A lot of my side projects involve UIs and almost all of my problems with getting LLMs to write them for me involve "The UI isn't doing what you say it's doing" and struggling to get A) a reliable way to get it to look at the UI so it can continue its loop and B) getting it to understand what it's looking at well enough to do something about it
I agree claude and chatgpt and even gemini does a poor job in detecting and cropping into a region. Some of the simplest tasks, Qwen also is great at summerization but not into solving simple vision tasks like cropping, segmentetation and detection. Here is an examples where we compared claude, gemini, chatgpt and other frontier models for simple(and complicated) visual tasks https://chat.vlm.run/showdown#:~:text=Crop%20into%20the%20cl...
The part that was funny to me is I would respond "is that right?" and it would tell me exactly how it was wrong and proceed to do it incorrectly again in a very similar but different way. It was like a Monty Python sketch. I might have also been very tired and easily amused.
Still not great at the use cases I tested it for but Gemini isn't either. I think we're still very early on video comprehension.
anyone have a tl;dr for me on what the best way to get the video comprehension stuff going is? i use qwen-30b-vl all the time locally as my goto model because it's just so insanely fast, curious to mess with the video stuff, the vision comprehension works great and i use it for OCR and classification all the time
Ive used qwen3-VL on deepwalker lately. All I can stay is that this model is so underrated.
It's so weird how that works with transformers.
Finetuning an LLM "backbone" (if I understand correctly: a fully trained but not instruction tuned LLM, usually small because students) with OCR tokens bests just about every OCR network out there.
And it's not just OCR. Describing images. Bounding boxes. Audio, both ASR and TTS, all works better that way. Now many research papers are only really about how to encode image/audio/video to feed it into a Llama or Qwen model.
It is fascinating. Vision language models are unreasonably good compared to dedicated OCR and even the language tasks to some extent.
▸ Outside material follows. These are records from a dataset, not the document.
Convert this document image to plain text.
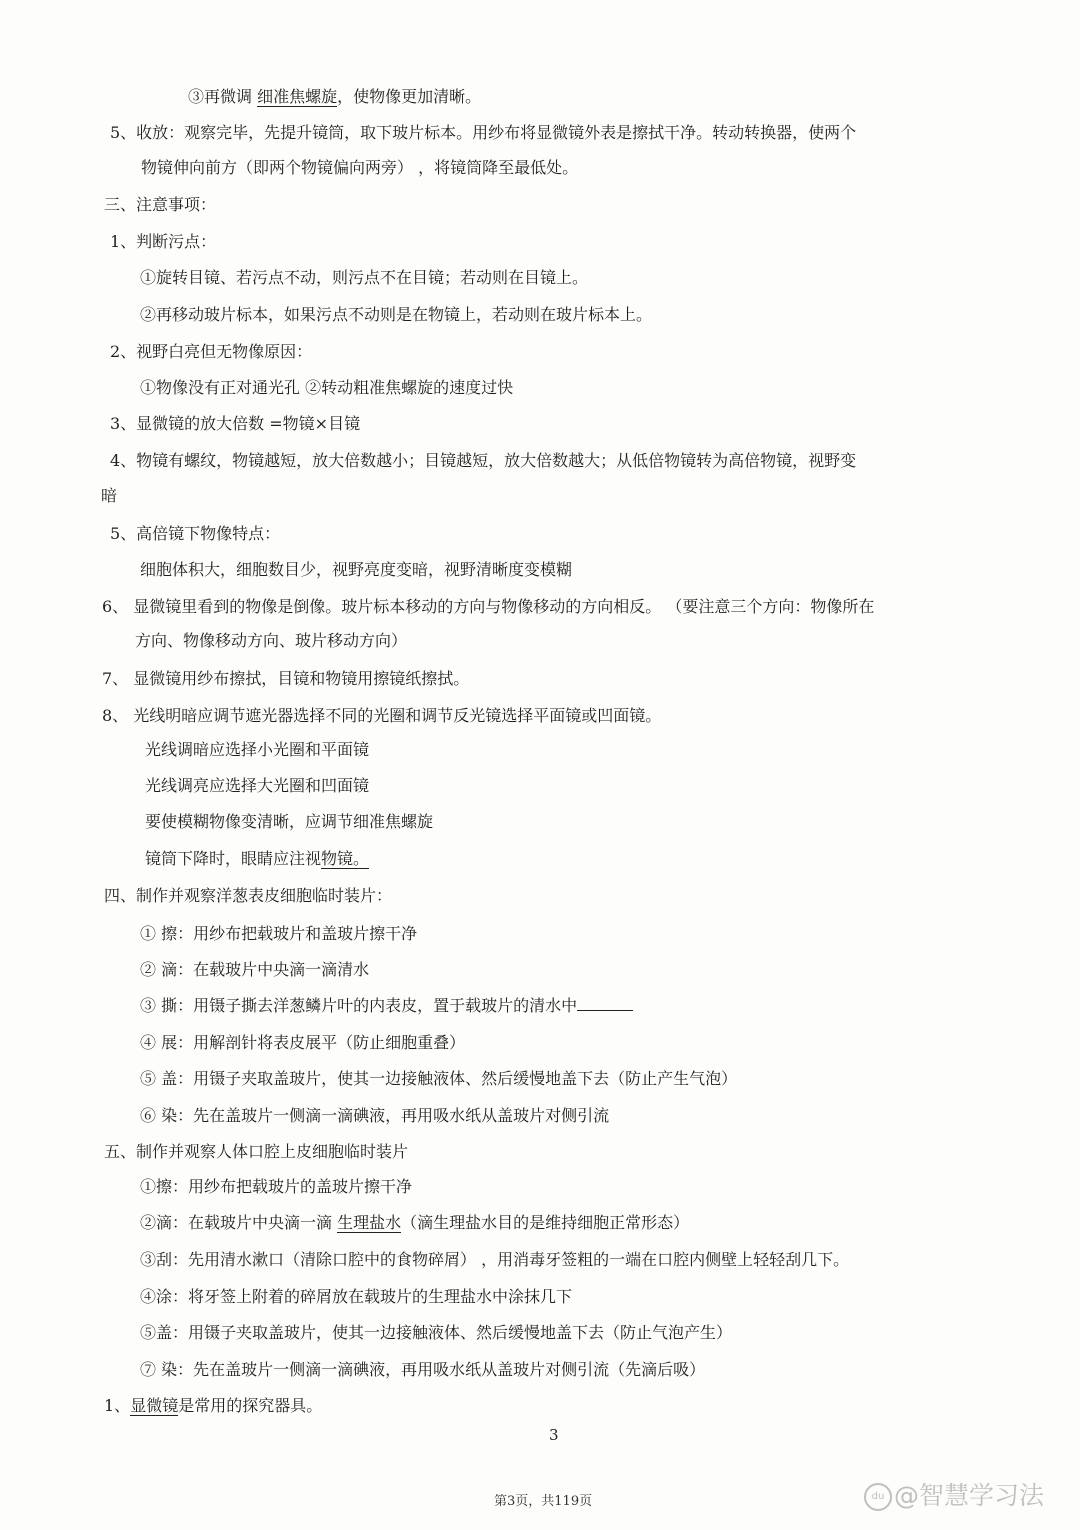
③再微调 细准焦螺旋，使物像更加清晰。
5、收放：观察完毕，先提升镜筒，取下玻片标本。用纱布将显微镜外表是擦拭干净。转动转换器，使两个
物镜伸向前方（即两个物镜偏向两旁） ，将镜筒降至最低处。
三、注意事项：
1、判断污点：
①旋转目镜、若污点不动，则污点不在目镜；若动则在目镜上。
②再移动玻片标本，如果污点不动则是在物镜上，若动则在玻片标本上。
2、视野白亮但无物像原因：
①物像没有正对通光孔 ②转动粗准焦螺旋的速度过快
3、显微镜的放大倍数 =物镜×目镜
4、物镜有螺纹，物镜越短，放大倍数越小；目镜越短，放大倍数越大；从低倍物镜转为高倍物镜，视野变
暗
5、高倍镜下物像特点：
细胞体积大，细胞数目少，视野亮度变暗，视野清晰度变模糊
6、 显微镜里看到的物像是倒像。玻片标本移动的方向与物像移动的方向相反。 （要注意三个方向：物像所在
方向、物像移动方向、玻片移动方向）
7、 显微镜用纱布擦拭，目镜和物镜用擦镜纸擦拭。
8、 光线明暗应调节遮光器选择不同的光圈和调节反光镜选择平面镜或凹面镜。
光线调暗应选择小光圈和平面镜
光线调亮应选择大光圈和凹面镜
要使模糊物像变清晰，应调节细准焦螺旋
镜筒下降时，眼睛应注视物镜。
四、制作并观察洋葱表皮细胞临时装片：
① 擦：用纱布把载玻片和盖玻片擦干净
② 滴：在载玻片中央滴一滴清水
③ 撕：用镊子撕去洋葱鳞片叶的内表皮，置于载玻片的清水中
④ 展：用解剖针将表皮展平（防止细胞重叠）
⑤ 盖：用镊子夹取盖玻片，使其一边接触液体、然后缓慢地盖下去（防止产生气泡）
⑥ 染：先在盖玻片一侧滴一滴碘液，再用吸水纸从盖玻片对侧引流
五、制作并观察人体口腔上皮细胞临时装片
①擦：用纱布把载玻片的盖玻片擦干净
②滴：在载玻片中央滴一滴 生理盐水（滴生理盐水目的是维持细胞正常形态）
③刮：先用清水漱口（清除口腔中的食物碎屑） ，用消毒牙签粗的一端在口腔内侧壁上轻轻刮几下。
④涂：将牙签上附着的碎屑放在载玻片的生理盐水中涂抹几下
⑤盖：用镊子夹取盖玻片，使其一边接触液体、然后缓慢地盖下去（防止气泡产生）
⑦ 染：先在盖玻片一侧滴一滴碘液，再用吸水纸从盖玻片对侧引流（先滴后吸）
1、显微镜是常用的探究器具。
3
第3页，共119页	du @智慧学习法
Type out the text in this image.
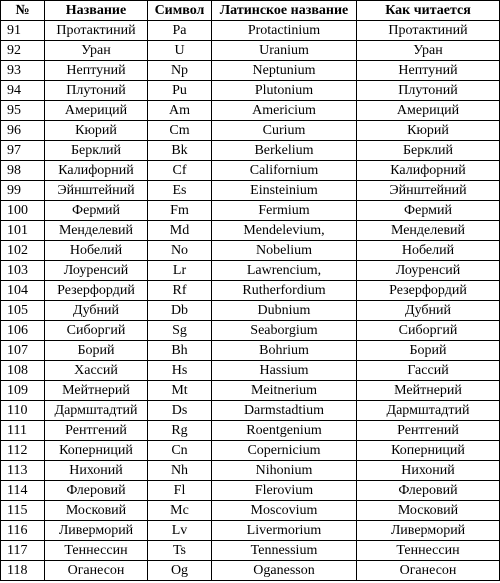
№	Название	Символ	Латинское название	Как читается
91	Протактиний	Pa	Protactinium	Протактиний
92	Уран	U	Uranium	Уран
93	Нептуний	Np	Neptunium	Нептуний
94	Плутоний	Pu	Plutonium	Плутоний
95	Америций	Am	Americium	Америций
96	Кюрий	Cm	Curium	Кюрий
97	Берклий	Bk	Berkelium	Берклий
98	Калифорний	Cf	Californium	Калифорний
99	Эйнштейний	Es	Einsteinium	Эйнштейний
100	Фермий	Fm	Fermium	Фермий
101	Менделевий	Md	Mendelevium,	Менделевий
102	Нобелий	No	Nobelium	Нобелий
103	Лоуренсий	Lr	Lawrencium,	Лоуренсий
104	Резерфордий	Rf	Rutherfordium	Резерфордий
105	Дубний	Db	Dubnium	Дубний
106	Сиборгий	Sg	Seaborgium	Сиборгий
107	Борий	Bh	Bohrium	Борий
108	Хассий	Hs	Hassium	Гассий
109	Мейтнерий	Mt	Meitnerium	Мейтнерий
110	Дармштадтий	Ds	Darmstadtium	Дармштадтий
111	Рентгений	Rg	Roentgenium	Рентгений
112	Коперниций	Cn	Copernicium	Коперниций
113	Нихоний	Nh	Nihonium	Нихоний
114	Флеровий	Fl	Flerovium	Флеровий
115	Московий	Mc	Moscovium	Московий
116	Ливерморий	Lv	Livermorium	Ливерморий
117	Теннессин	Ts	Tennessium	Теннессин
118	Оганесон	Og	Oganesson	Оганесон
My take is it fits into the general concept that generalist models have significant advantages because so much more latent structure maps across domains than we expect. People still talk about fine tuning dedicated models being effective but my personal experience is it's still always better to use a larger generalist model than a smaller fine tuned one.
>People still talk about fine tuning dedicated models being effective
>it's still always better to use a larger generalist model than a smaller fine tuned one
Smaller fine-tuned models are still a good fit if they need to run on-premises cheaply and are already good enough. Isn't it their main use case?
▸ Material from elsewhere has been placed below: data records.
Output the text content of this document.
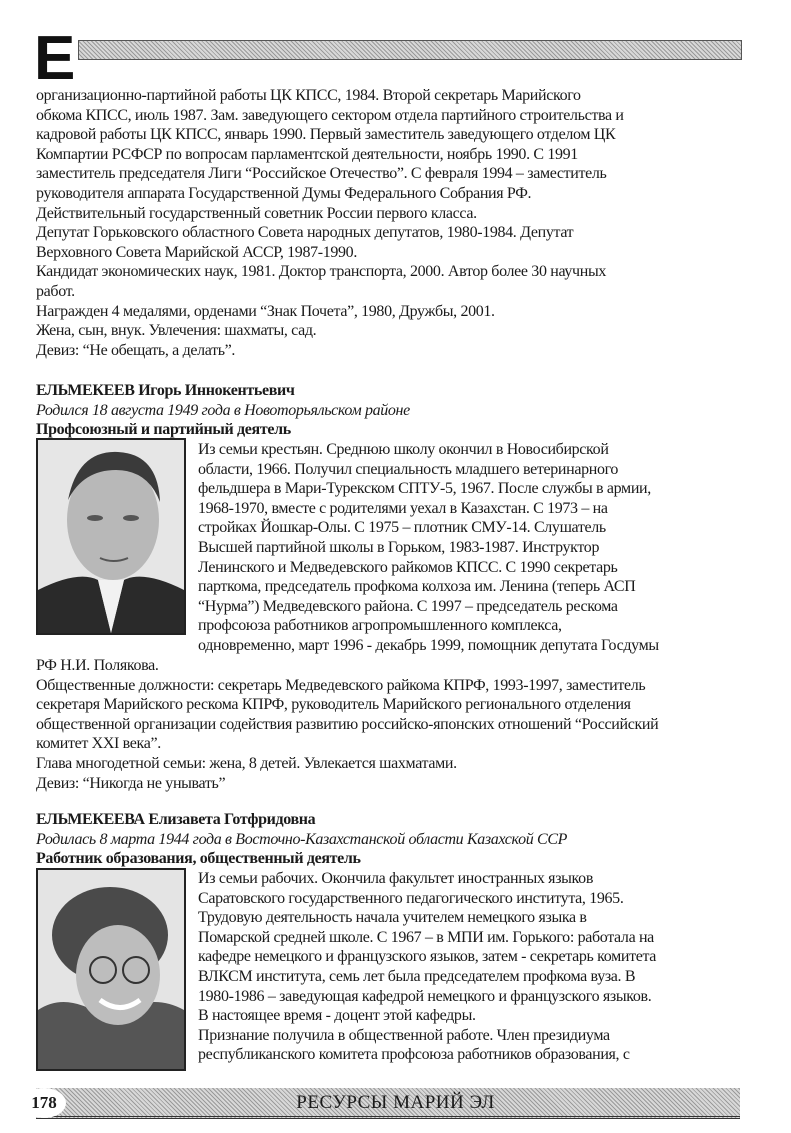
Е
организационно-партийной работы ЦК КПСС, 1984. Второй секретарь Марийского
обкома КПСС, июль 1987. Зам. заведующего сектором отдела партийного строительства и
кадровой работы ЦК КПСС, январь 1990. Первый заместитель заведующего отделом ЦК
Компартии РСФСР по вопросам парламентской деятельности, ноябрь 1990. С 1991
заместитель председателя Лиги “Российское Отечество”. С февраля 1994 – заместитель
руководителя аппарата Государственной Думы Федерального Собрания РФ.
Действительный государственный советник России первого класса.
Депутат Горьковского областного Совета народных депутатов, 1980-1984. Депутат
Верховного Совета Марийской АССР, 1987-1990.
Кандидат экономических наук, 1981. Доктор транспорта, 2000. Автор более 30 научных
работ.
Награжден 4 медалями, орденами “Знак Почета”, 1980, Дружбы, 2001.
Жена, сын, внук. Увлечения: шахматы, сад.
Девиз: “Не обещать, а делать”.
ЕЛЬМЕКЕЕВ Игорь Иннокентьевич
Родился 18 августа 1949 года в Новоторьяльском районе
Профсоюзный и партийный деятель
Из семьи крестьян. Среднюю школу окончил в Новосибирской
области, 1966. Получил специальность младшего ветеринарного
фельдшера в Мари-Турекском СПТУ-5, 1967. После службы в армии,
1968-1970, вместе с родителями уехал в Казахстан. С 1973 – на
стройках Йошкар-Олы. С 1975 – плотник СМУ-14. Слушатель
Высшей партийной школы в Горьком, 1983-1987. Инструктор
Ленинского и Медведевского райкомов КПСС. С 1990 секретарь
парткома, председатель профкома колхоза им. Ленина (теперь АСП
“Нурма”) Медведевского района. С 1997 – председатель рескома
профсоюза работников агропромышленного комплекса,
одновременно, март 1996 - декабрь 1999, помощник депутата Госдумы
РФ Н.И. Полякова.
Общественные должности: секретарь Медведевского райкома КПРФ, 1993-1997, заместитель
секретаря Марийского рескома КПРФ, руководитель Марийского регионального отделения
общественной организации содействия развитию российско-японских отношений “Российский
комитет XXI века”.
Глава многодетной семьи: жена, 8 детей. Увлекается шахматами.
Девиз: “Никогда не унывать”
ЕЛЬМЕКЕЕВА Елизавета Готфридовна
Родилась 8 марта 1944 года в Восточно-Казахстанской области Казахской ССР
Работник образования, общественный деятель
Из семьи рабочих. Окончила факультет иностранных языков
Саратовского государственного педагогического института, 1965.
Трудовую деятельность начала учителем немецкого языка в
Помарской средней школе. С 1967 – в МПИ им. Горького: работала на
кафедре немецкого и французского языков, затем - секретарь комитета
ВЛКСМ института, семь лет была председателем профкома вуза. В
1980-1986 – заведующая кафедрой немецкого и французского языков.
В настоящее время - доцент этой кафедры.
Признание получила в общественной работе. Член президиума
республиканского комитета профсоюза работников образования, с
178	РЕСУРСЫ МАРИЙ ЭЛ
> The test works by inserting a semantically important "needle" frame at random positions in long videos, which the system must then find and analyze.
This seems to be somewhat unwise. Such an insertion would qualify as an anomaly. And if it's also trained that way, would you not train the model to find artificial frames where they don't belong?
Would it not have been better to find a set of videos where something specific (common, rare, surprising, etc) happens at some time and ask the model about that?